Like most of you, one of the handful of things I still remember doing in elementary school was Book It. Reading the books, getting the certificate, and going to Pizza Hut to get a star to put on my button, and my free personal pan pizza. I was bit surprised today to read that some people are trying to convince schools to end Book It.

Their first argument is that the program contributes to childhood obesity. I don't really think one 6" single topping personal pan pizza a month is going to have a significant impact on anyone. I also object to their characterization of pizza as "junk food." It can be a bit high in fat and sodium, but I wouldn't put it on the same level as a McDonald's cheeseburger or a Hostess cupcake.

Their second reason makes less sense. "The more kids see books as a way to get pizza or some other prize, the less interest they'll have in reading itself," argued Alfie Kohn, an author whose 11 books on education and parenting include "Punished By Rewards, which questions the value of incentive programs. Now I'm no expert in education, but I've always thought that if a kid didn't like reading, he's not going to read on his own, and if you give him some incentive to read, like pizza, he still may not like it, but he'll do it, and there's a chance he'll learn to like it.

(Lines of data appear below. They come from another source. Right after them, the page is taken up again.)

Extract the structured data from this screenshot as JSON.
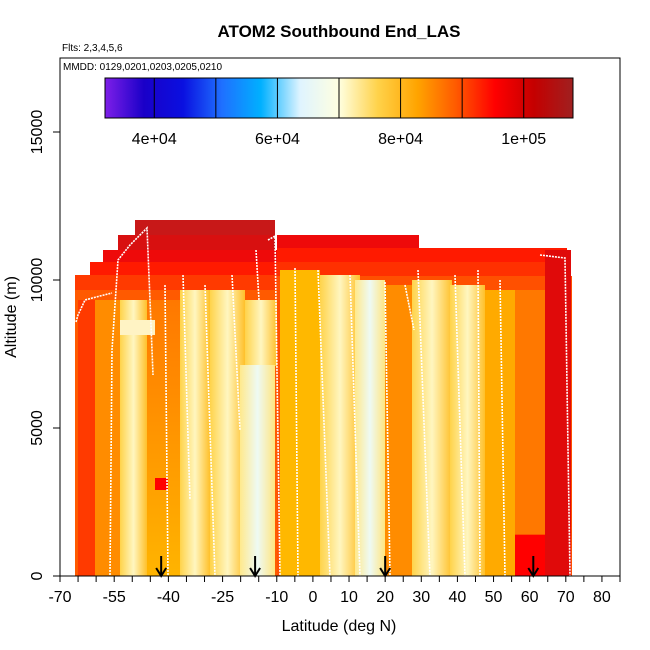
{
  "chart_data": {
    "type": "heatmap",
    "title": "ATOM2 Southbound End_LAS",
    "flights_note": "Flts: 2,3,4,5,6",
    "dates_note": "MMDD: 0129,0201,0203,0205,0210",
    "xlabel": "Latitude (deg N)",
    "ylabel": "Altitude (m)",
    "xlim": [
      -70,
      85
    ],
    "ylim": [
      0,
      17500
    ],
    "x_ticks": [
      -70,
      -55,
      -40,
      -25,
      -10,
      0,
      10,
      20,
      30,
      40,
      50,
      60,
      70,
      80
    ],
    "x_tick_labels": [
      "-70",
      "-55",
      "-40",
      "-25",
      "-10",
      "0",
      "10",
      "20",
      "30",
      "40",
      "50",
      "60",
      "70",
      "80"
    ],
    "y_ticks": [
      0,
      5000,
      10000,
      15000
    ],
    "y_tick_labels": [
      "0",
      "5000",
      "10000",
      "15000"
    ],
    "colorbar": {
      "range": [
        32000,
        108000
      ],
      "ticks": [
        40000,
        60000,
        80000,
        100000
      ],
      "tick_labels": [
        "4e+04",
        "6e+04",
        "8e+04",
        "1e+05"
      ],
      "stops": [
        "#7e1fe8",
        "#1a00c8",
        "#0a10e0",
        "#1f70ff",
        "#00b0ff",
        "#dff4ff",
        "#ffffe0",
        "#ffd24a",
        "#ffa400",
        "#ff5a00",
        "#ff0000",
        "#c40000",
        "#a02020"
      ]
    },
    "arrows_latitude": [
      -42,
      -16,
      20,
      61
    ],
    "grid": false,
    "legend": "colorbar-top"
  }
}
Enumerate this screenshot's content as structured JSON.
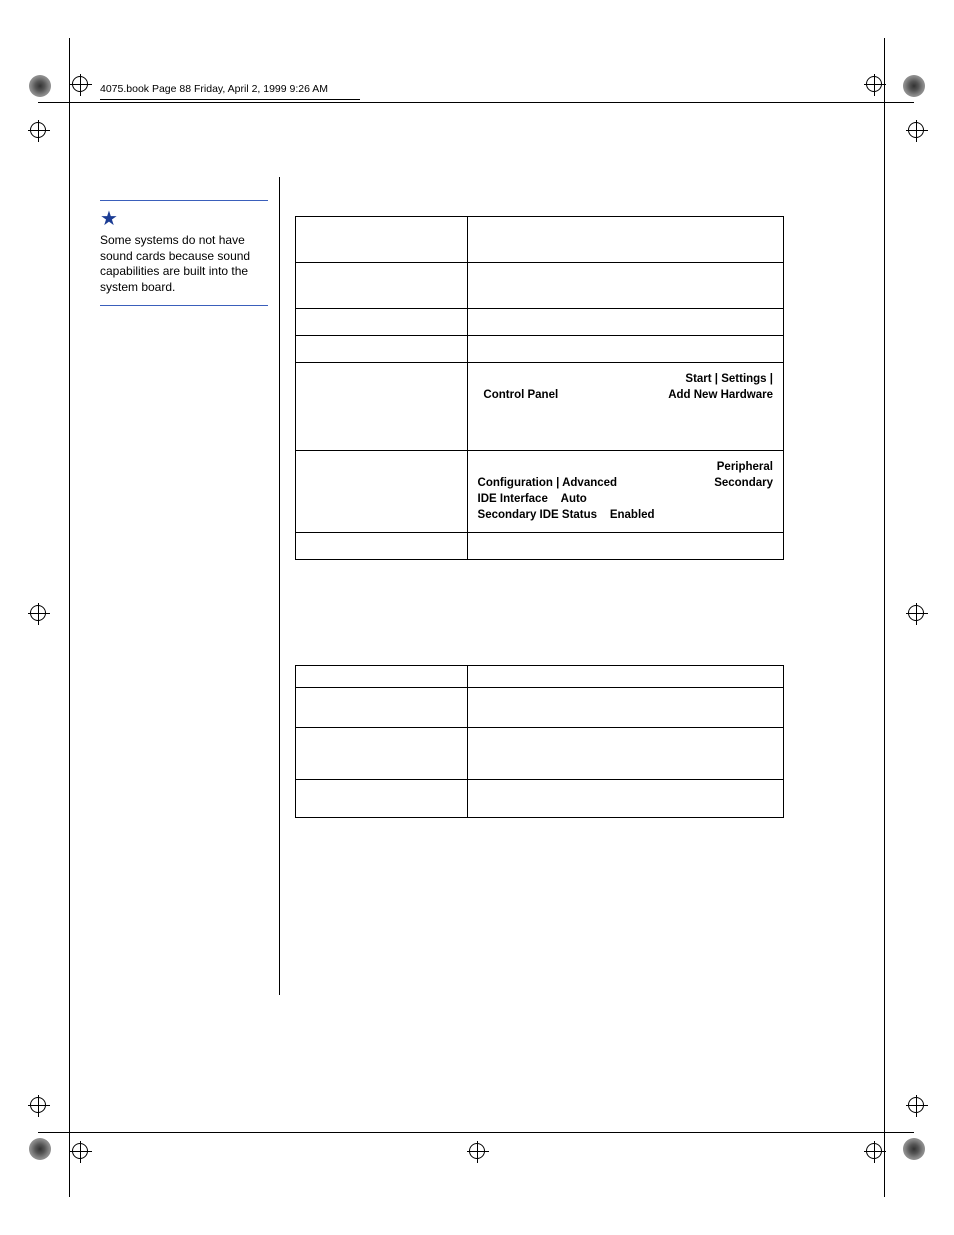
{
  "header": {
    "text": "4075.book  Page 88  Friday, April 2, 1999  9:26 AM"
  },
  "margin_note": {
    "text": "Some systems do not have sound cards because sound capabilities are built into the system board."
  },
  "table1": {
    "rows": [
      {
        "c1": "",
        "c2_plain": "",
        "c2_bold": []
      },
      {
        "c1": "",
        "c2_plain": "",
        "c2_bold": []
      },
      {
        "c1": "",
        "c2_plain": "",
        "c2_bold": []
      },
      {
        "c1": "",
        "c2_plain": "",
        "c2_bold": []
      },
      {
        "c1": "",
        "c2_segments": [
          {
            "t": "",
            "b": false
          },
          {
            "t": "Start | Settings | Control Panel",
            "b": true
          },
          {
            "t": "",
            "b": false
          },
          {
            "t": "Add New Hardware",
            "b": true
          },
          {
            "t": "",
            "b": false
          }
        ]
      },
      {
        "c1": "",
        "c2_segments": [
          {
            "t": "",
            "b": false
          },
          {
            "t": "Peripheral Configuration | Advanced",
            "b": true
          },
          {
            "t": "",
            "b": false
          },
          {
            "t": "Secondary IDE Interface",
            "b": true
          },
          {
            "t": "",
            "b": false
          },
          {
            "t": "Auto",
            "b": true
          },
          {
            "t": "",
            "b": false
          },
          {
            "t": "Secondary IDE Status",
            "b": true
          },
          {
            "t": "",
            "b": false
          },
          {
            "t": "Enabled",
            "b": true
          },
          {
            "t": "",
            "b": false
          }
        ]
      },
      {
        "c1": "",
        "c2_plain": "",
        "c2_bold": []
      }
    ]
  },
  "table2": {
    "rows": [
      {
        "c1": "",
        "c2": ""
      },
      {
        "c1": "",
        "c2": ""
      },
      {
        "c1": "",
        "c2": ""
      },
      {
        "c1": "",
        "c2": ""
      }
    ]
  },
  "row_heights_t1": [
    46,
    46,
    27,
    27,
    88,
    82,
    27
  ],
  "row_heights_t2": [
    22,
    40,
    52,
    38
  ]
}
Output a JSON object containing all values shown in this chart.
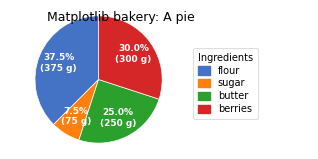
{
  "title": "Matplotlib bakery: A pie",
  "labels": [
    "flour",
    "sugar",
    "butter",
    "berries"
  ],
  "sizes": [
    375,
    75,
    250,
    300
  ],
  "grams": [
    375,
    75,
    250,
    300
  ],
  "colors": [
    "#4472c4",
    "#ff7f0e",
    "#2ca02c",
    "#d62728"
  ],
  "legend_title": "Ingredients",
  "startangle": 90,
  "title_fontsize": 9,
  "label_fontsize": 6.5,
  "legend_fontsize": 7,
  "bg_color": "#f0f0f0"
}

I suspect a third reason they oppose Book It is an opposition to any sort of program that rewards achievement. I did not see any mention of this, but the idea has surfaced in so many educational debates lately that I would not doubt it is a contributing factor. I hope I don't have to explain how this is a bad idea.

Growing up, I loved Book It. My family did not eat out a lot, so that monthly visit to Pizza Hut was a special treat. I already enjoyed reading, but it was nice to get some positive reinforcement. So I hope this protest of the week blows over.